L'article de la revue Astronomy & Astrophysics, présentant les résultats (Madden et al., 2020), se base sur des observations uniques obtenues avec l’instrument PACS du télescope spatial Herschel, développé au CEA. Une procédure de modélisation originale a été développée pour inférer la masse totale d'hydrogène moléculaire des galaxies de faible métallicité. Cette modélisation repose sur la prise en compte de nombreuses contraintes observationnelles provenant des différentes phases interstellaires (ionisée, neutre, moléculaire). En particulier, la raie du carbone ionisé (C+) dans l'infrarouge lointain (158 microns) s'avère être un nouvel outil précieux pour découvrir de grands réservoirs de gaz moléculaire qui n'ont pas été vus auparavant, et qui ne sont pas pris en compte par les observations de la raie de CO. Cette nouvelle approche a permis de découvrir jusqu'à 50 à 100 fois plus d'hydrogène moléculaire qui était invisible en CO (Figure 1). L’indice qui a mené l'équipe dans cette direction était que, si la molécule de CO était très difficile à détecter dans les galaxies de faible métallicité, la raie d'émission de C+ était excessivement brillante en comparaison (Figure 2). Ceci est dû au fait que lorsque le champ de rayonnement stellaire devient plus pénétrant, le CO est photodissocié alors que le H2 reste écranté. Le C+ devient donc le principal traceur du gaz moléculaire (Figure 3). Cette découverte montre la présence d'un important réservoir de gaz d’hydrogène moléculaire, appelé gaz sombre, et explique maintenant l'alimentation de la vigoureuse activité de formation d'étoiles dans les galaxies de faible métallicité. Il sera nécessaire de prendre en compte ce réservoir de gaz moléculaire, jusqu'alors inconnu, dans les simulations de formation d'étoiles et de nuages moléculaires dans l'univers primitif.
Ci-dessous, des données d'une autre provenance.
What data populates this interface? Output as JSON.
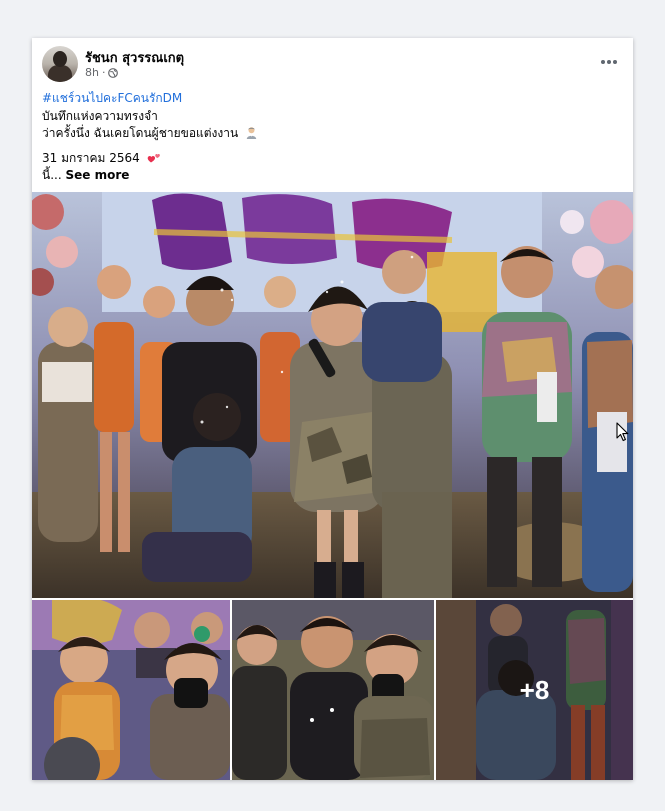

Figure 3. Représentation schématique de deux nuages moléculaires, l’un à métallicité solaire (gauche), l’autre à faible métallicité (droite). Le rayonnement stellaire est plus pénétrant à faible métallicité, car l’écrantage par les grains y est plus faible. Le CO y est donc massivement photodissocié, alors que le H2 est auto-écranté. Par conséquent, le C+ devient la principale espèce à tracer le H2 dans ces régions. C’est la raison pour laquelle nous parlons de gaz sombre.